Les documents ont été rendus publics jeudi alors que des dizaines de policiers fédéraux ont perquisitionné les domiciles d’officiers militaires qui ont servi dans l’administration d’extrême droite Bolsonaro entre 2019 et 2022.

Des agents de la police fédérale quittent le siège du parti libéral à Brasilia le 8 février © Mateus Bonomi/AGIF/Reuters

Trois collaborateurs de l’ancien président ont été arrêtés et Bolsonaro lui-même a reçu l’ordre de rendre son passeport, ce qu’il a ensuite fait. Il a nié tout acte répréhensible.
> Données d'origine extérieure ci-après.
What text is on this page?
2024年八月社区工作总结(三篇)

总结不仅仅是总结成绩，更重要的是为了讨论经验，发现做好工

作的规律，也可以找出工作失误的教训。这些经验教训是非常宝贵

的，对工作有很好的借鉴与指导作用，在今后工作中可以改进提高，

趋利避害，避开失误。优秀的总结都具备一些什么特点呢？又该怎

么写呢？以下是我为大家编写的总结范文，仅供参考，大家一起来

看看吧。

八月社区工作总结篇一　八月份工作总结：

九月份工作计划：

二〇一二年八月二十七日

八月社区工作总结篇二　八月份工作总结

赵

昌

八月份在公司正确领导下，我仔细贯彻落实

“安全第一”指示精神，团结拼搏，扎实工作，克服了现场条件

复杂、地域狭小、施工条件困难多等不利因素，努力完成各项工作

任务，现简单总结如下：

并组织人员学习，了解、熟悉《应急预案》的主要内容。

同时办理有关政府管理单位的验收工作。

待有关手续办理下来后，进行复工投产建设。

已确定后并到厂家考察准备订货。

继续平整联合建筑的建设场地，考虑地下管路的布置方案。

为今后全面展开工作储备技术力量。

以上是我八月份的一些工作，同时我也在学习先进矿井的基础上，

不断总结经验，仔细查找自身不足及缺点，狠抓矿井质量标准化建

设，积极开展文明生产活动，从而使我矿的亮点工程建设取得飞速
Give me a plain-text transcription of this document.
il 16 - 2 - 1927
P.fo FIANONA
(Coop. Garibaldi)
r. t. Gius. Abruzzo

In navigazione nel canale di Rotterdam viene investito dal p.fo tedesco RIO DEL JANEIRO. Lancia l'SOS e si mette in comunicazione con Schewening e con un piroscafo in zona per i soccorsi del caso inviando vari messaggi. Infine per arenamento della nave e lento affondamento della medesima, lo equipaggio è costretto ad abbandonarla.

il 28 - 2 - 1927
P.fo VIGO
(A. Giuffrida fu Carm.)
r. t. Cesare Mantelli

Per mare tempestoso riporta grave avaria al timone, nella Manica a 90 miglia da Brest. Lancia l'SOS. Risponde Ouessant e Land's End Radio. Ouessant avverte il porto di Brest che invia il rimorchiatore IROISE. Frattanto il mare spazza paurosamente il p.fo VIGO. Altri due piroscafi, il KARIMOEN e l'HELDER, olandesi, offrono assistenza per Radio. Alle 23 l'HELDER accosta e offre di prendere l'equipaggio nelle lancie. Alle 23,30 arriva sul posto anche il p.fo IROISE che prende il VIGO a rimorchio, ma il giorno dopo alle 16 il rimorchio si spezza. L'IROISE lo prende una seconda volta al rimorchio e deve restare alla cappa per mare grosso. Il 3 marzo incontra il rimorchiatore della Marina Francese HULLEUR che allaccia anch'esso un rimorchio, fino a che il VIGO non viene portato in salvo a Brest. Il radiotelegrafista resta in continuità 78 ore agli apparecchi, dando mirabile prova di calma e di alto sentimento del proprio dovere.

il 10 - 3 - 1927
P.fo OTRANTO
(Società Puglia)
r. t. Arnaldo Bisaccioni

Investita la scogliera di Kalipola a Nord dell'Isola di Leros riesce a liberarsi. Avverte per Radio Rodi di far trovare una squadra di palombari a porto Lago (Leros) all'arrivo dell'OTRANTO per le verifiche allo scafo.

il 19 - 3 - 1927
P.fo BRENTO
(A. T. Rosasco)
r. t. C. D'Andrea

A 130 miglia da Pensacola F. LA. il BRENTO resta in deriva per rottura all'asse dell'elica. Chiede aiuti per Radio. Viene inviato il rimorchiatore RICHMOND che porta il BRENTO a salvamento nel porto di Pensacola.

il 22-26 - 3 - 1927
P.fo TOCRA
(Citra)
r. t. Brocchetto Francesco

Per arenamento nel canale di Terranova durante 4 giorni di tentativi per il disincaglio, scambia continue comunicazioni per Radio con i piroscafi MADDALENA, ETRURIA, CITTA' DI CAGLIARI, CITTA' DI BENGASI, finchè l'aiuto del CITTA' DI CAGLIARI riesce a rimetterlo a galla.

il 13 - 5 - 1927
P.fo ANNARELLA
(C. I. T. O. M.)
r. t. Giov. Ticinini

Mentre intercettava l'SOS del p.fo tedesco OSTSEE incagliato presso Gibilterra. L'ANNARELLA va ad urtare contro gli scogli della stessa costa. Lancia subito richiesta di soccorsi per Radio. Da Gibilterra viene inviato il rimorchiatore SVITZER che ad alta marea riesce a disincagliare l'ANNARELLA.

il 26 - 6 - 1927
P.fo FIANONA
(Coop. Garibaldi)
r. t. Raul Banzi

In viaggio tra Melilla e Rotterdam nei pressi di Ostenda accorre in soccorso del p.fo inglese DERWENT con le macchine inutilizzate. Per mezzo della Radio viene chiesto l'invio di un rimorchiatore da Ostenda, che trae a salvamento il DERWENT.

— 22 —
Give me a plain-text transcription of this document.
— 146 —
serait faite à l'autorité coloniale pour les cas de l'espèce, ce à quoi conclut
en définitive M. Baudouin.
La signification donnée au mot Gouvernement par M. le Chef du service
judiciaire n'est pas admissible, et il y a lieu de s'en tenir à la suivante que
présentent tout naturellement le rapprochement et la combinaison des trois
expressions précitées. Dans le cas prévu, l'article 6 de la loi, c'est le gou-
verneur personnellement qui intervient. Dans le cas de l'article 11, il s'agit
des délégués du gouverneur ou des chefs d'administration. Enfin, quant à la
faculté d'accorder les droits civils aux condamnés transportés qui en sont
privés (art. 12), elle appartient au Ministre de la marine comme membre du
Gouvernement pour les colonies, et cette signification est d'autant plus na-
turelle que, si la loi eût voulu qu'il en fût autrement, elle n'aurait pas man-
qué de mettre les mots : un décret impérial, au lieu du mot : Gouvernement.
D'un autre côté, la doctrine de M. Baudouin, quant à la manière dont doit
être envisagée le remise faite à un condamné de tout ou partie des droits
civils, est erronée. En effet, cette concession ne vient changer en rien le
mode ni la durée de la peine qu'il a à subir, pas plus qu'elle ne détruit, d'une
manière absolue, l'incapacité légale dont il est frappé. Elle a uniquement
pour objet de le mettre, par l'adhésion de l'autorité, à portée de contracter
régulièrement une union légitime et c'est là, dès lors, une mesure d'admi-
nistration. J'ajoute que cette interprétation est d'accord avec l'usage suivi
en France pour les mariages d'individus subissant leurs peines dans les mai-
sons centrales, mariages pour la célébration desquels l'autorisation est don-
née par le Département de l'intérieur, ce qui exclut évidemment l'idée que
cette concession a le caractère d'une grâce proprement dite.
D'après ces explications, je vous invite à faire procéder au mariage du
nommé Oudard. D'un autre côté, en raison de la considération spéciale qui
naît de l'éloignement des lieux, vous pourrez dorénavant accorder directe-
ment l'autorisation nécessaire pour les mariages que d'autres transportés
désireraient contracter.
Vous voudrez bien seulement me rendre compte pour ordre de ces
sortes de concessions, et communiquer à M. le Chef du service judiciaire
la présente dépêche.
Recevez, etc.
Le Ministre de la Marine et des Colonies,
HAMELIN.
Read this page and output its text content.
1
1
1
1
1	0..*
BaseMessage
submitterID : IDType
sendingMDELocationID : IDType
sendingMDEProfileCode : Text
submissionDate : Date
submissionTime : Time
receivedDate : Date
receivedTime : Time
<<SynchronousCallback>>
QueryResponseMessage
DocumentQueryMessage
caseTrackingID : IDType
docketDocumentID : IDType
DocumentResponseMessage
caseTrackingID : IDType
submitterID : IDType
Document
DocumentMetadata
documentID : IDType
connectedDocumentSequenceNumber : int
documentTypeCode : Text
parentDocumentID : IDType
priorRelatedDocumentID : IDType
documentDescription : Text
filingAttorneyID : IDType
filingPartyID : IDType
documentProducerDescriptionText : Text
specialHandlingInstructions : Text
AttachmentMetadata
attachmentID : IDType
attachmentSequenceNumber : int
La cible la plus importante de l’enquête était Almir Garnier, chef de la marine sous le gouvernement Bolsonaro, que la police a cité comme étant prêt à « déployer des troupes sur le terrain » pour aider le coup d’État à réussir, selon les documents judiciaires. Garnier n’a pas répondu aux multiples demandes de commentaires.

Les documents soulignent également le rôle d’Estevam Theophilo, le chef des forces terrestres de l’armée, qui s’est engagé à « prendre des mesures pour garantir le coup d’État ». Le général n’a fait aucun commentaire public depuis qu’il a été associé à la prétendue tentative de coup d’État.

Evoquant les autorités électorales à l’approche du vote, Paulo Nogueira, le ministre de la Défense de Bolsonaro, a déclaré que la situation n’était pas sans rappeler le moment où deux forces opposées se rencontraient sur le champ de bataille.

« Ce que je ressens en ce moment, c’est que nous sommes sur la ligne de contact avec l’ennemi », a déclaré Nogueira lors d’une réunion préélectorale discutant d’un éventuel coup d’État, selon les transcriptions publiées par la Cour suprême. On ne sait pas exactement comment les enregistrements ont été obtenus.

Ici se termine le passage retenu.